Microwave-Assisted Synthesis of Pd_xAu_100-x Alloy Nanoparticles: A Combined Experimental and Theoretical Assessment of Synthetic and Compositional Effects upon Catalytic Reactivity

Pd_xAu_100-x nanoparticle (NP) catalysts with well-defined morphologies and compositions can be rapidly prepared using a simple microwave-assisted synthetic approach. Common Pd(II) and Au(III) precursors are coreduced in ethylene glycol to give small and nearly monodisperse (2.5 ± 0.6 nm) NPs with homogeneously alloyed structures in less than 300 s at 150 °C. A comparison of the nucleation and growth processes responsible for the formation of PdAuNPs by microwave and conventional methods revealed faster and more reproducible product formation under microwave-assisted heating.

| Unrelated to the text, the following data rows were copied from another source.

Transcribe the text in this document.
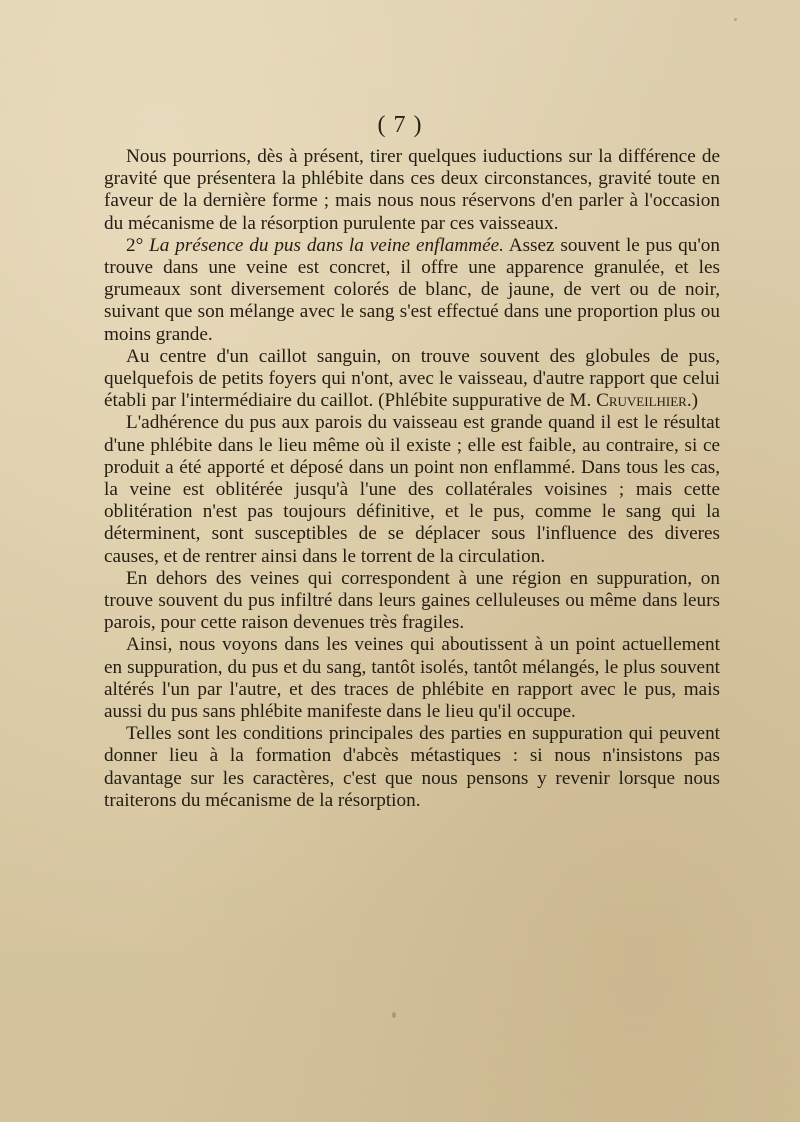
( 7 )

Nous pourrions, dès à présent, tirer quelques iuductions sur la différence de gravité que présentera la phlébite dans ces deux circonstances, gravité toute en faveur de la dernière forme ; mais nous nous réservons d'en parler à l'occasion du mécanisme de la résorption purulente par ces vaisseaux.

2° La présence du pus dans la veine enflammée. Assez souvent le pus qu'on trouve dans une veine est concret, il offre une apparence granulée, et les grumeaux sont diversement colorés de blanc, de jaune, de vert ou de noir, suivant que son mélange avec le sang s'est effectué dans une proportion plus ou moins grande.

Au centre d'un caillot sanguin, on trouve souvent des globules de pus, quelquefois de petits foyers qui n'ont, avec le vaisseau, d'autre rapport que celui établi par l'intermédiaire du caillot. (Phlébite suppurative de M. Cruveilhier.)

L'adhérence du pus aux parois du vaisseau est grande quand il est le résultat d'une phlébite dans le lieu même où il existe ; elle est faible, au contraire, si ce produit a été apporté et déposé dans un point non enflammé. Dans tous les cas, la veine est oblitérée jusqu'à l'une des collatérales voisines ; mais cette oblitération n'est pas toujours définitive, et le pus, comme le sang qui la déterminent, sont susceptibles de se déplacer sous l'influence des diveres causes, et de rentrer ainsi dans le torrent de la circulation.

En dehors des veines qui correspondent à une région en suppuration, on trouve souvent du pus infiltré dans leurs gaines celluleuses ou même dans leurs parois, pour cette raison devenues très fragiles.

Ainsi, nous voyons dans les veines qui aboutissent à un point actuellement en suppuration, du pus et du sang, tantôt isolés, tantôt mélangés, le plus souvent altérés l'un par l'autre, et des traces de phlébite en rapport avec le pus, mais aussi du pus sans phlébite manifeste dans le lieu qu'il occupe.

Telles sont les conditions principales des parties en suppuration qui peuvent donner lieu à la formation d'abcès métastiques : si nous n'insistons pas davantage sur les caractères, c'est que nous pensons y revenir lorsque nous traiterons du mécanisme de la résorption.
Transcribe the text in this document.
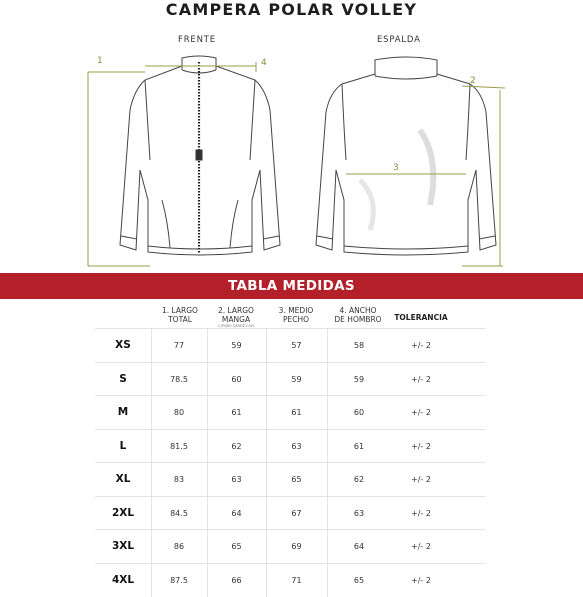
CAMPERA POLAR VOLLEY
FRENTE	ESPALDA
1	4
2
3
TABLA MEDIDAS
1. LARGO
TOTAL
2. LARGO
MANGA
C/PUÑO DESDE CON
3. MEDIO
PECHO
4. ANCHO
DE HOMBRO	TOLERANCIA
XS	77	59	57	58	+/- 2
S	78.5	60	59	59	+/- 2
M	80	61	61	60	+/- 2
L	81.5	62	63	61	+/- 2
XL	83	63	65	62	+/- 2
2XL	84.5	64	67	63	+/- 2
3XL	86	65	69	64	+/- 2
4XL	87.5	66	71	65	+/- 2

Pd-rich NPs were rapidly formed, into which Au atoms were subsequently incorporated to give the alloyed NPs. The value of x in the Pd_xAu_100-xNPs obtained can be finely controlled, allowing the surface electronic structure of the NPs to be broadly tuned. This permits model heterogeneous reaction studies, in which catalytic reactivity can be directly related to Pd:Au composition. Vapor-phase alkene hydrogenation studies using a series of PdAuNPs with varying compositions revealed that Pd₅₉Au₄₁NPs were catalytically the most active. Detailed theoretical studies of the entire hydrogenation reaction catalyzed at randomly alloyed PdAu surfaces were performed using a density functional theory (DFT) approach. Local ensemble effects and longer range electronic effects in the alloys were considered, leading to a prediction for optimal hydrogenation activity by Pd₅₇Au₄₃NPs. PdAuNPs obtained from microwave-assisted syntheses were also found to be more highly active than analogous NPs prepared conventionally. Quantitative solution-state ¹H NMR studies suggest that significantly less PVP was incorporated into PdAuNPs synthesized under microwave heating.